During the Great Recession, the US economy lost 4 million jobs, and it took 3 years to recover. The COVID recession lost three times as many jobs, but they came back twice as fast. Involuntary separations are as low as they were the month before the pandemic – finally, after 18 months.
“Companies are not letting people go,” he assessed. “The labor force lost more than 3 million workers, for a variety of reasons. The rate of retirements is way up, and parents are staying home to take care of children.”
Inflation is at the highest levels in years – even in core inflation measures that remove volatile elements such as energy. Eisenberg predicted it should peak in January or February of 2022 because nearly one-third of inflation is being driven by increasing prices of goods, which should decline as supply chain issues ease.

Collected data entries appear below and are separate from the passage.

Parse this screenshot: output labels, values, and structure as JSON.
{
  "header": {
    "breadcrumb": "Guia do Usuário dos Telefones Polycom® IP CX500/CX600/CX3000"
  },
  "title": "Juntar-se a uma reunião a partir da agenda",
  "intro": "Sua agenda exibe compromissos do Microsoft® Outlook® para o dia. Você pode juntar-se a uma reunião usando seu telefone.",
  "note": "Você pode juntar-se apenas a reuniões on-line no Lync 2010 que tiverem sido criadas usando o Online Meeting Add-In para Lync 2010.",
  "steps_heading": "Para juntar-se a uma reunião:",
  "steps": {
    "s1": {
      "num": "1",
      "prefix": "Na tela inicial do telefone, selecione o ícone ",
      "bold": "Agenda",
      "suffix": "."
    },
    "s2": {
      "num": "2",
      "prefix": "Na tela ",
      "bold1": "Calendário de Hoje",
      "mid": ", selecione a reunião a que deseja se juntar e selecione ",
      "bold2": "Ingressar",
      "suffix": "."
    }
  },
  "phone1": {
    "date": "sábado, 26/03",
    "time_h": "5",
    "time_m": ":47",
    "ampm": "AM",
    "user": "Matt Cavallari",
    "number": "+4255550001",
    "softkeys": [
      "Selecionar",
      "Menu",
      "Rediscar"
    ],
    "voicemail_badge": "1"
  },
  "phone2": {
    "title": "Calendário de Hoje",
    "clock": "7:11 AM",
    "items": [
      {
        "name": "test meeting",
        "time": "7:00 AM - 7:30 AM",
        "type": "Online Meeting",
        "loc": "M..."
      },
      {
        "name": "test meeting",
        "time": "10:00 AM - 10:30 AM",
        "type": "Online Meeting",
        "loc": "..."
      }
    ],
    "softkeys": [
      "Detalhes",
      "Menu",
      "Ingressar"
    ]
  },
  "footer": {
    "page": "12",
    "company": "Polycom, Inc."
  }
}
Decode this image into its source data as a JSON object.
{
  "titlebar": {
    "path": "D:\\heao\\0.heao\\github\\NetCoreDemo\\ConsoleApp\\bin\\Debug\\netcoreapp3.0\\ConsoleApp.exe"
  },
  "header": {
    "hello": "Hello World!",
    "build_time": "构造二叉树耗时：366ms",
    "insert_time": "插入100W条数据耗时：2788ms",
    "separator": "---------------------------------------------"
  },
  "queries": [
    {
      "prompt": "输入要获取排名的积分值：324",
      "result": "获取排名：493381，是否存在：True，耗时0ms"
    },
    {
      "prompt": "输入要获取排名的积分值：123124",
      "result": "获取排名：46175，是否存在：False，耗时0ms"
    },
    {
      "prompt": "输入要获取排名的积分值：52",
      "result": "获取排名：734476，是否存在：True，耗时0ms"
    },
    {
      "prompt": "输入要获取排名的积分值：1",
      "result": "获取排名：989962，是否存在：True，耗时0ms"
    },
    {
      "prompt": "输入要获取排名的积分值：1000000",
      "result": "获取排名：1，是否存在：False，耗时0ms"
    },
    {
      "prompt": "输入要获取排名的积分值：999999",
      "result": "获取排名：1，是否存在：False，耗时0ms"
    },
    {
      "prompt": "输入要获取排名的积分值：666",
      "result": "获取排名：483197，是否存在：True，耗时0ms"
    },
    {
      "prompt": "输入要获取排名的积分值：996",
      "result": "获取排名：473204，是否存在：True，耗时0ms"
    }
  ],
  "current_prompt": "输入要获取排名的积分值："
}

The Fed Funds Rate currently is at 0.125 percent, and the Fed says it will begin to raise rates in April or May of 2022. “It takes 18 months to feel the full impact of rate changes, so the Fed will raise rates as slowly as it can,” he said.
Housing inventory remains low and is the lowest in decades, which has driven the rise in prices. However, recent numbers suggest the peak may have occurred a few months ago. Eisenberg said 2021 will be the best year since 2006 for existing home sales. Not enough new homes are being built, and I don’t expect this to change in 2022 or even 2023.
“The outlook for 2022 is positive — I don’t anticipate the Fed raising rates until mid-2022, the U.S. should create 4 million jobs, inflation should ease, but spending on services should rise,” concluded Eisenberg.
Credit union growth picks up
David Adams, VP of lender client experience at Origence, noted during the event that Origence credit unions have experienced 37 percent YoY auto loan growth, with an especially strong surge in the third quarter. Origence credit unions as an aggregate regained the top lender spot in the nation in September, after briefly dropping to the number two slot earlier this year.
Through November, credit unions on the CUDL lending platform have funded 1.9 million loans.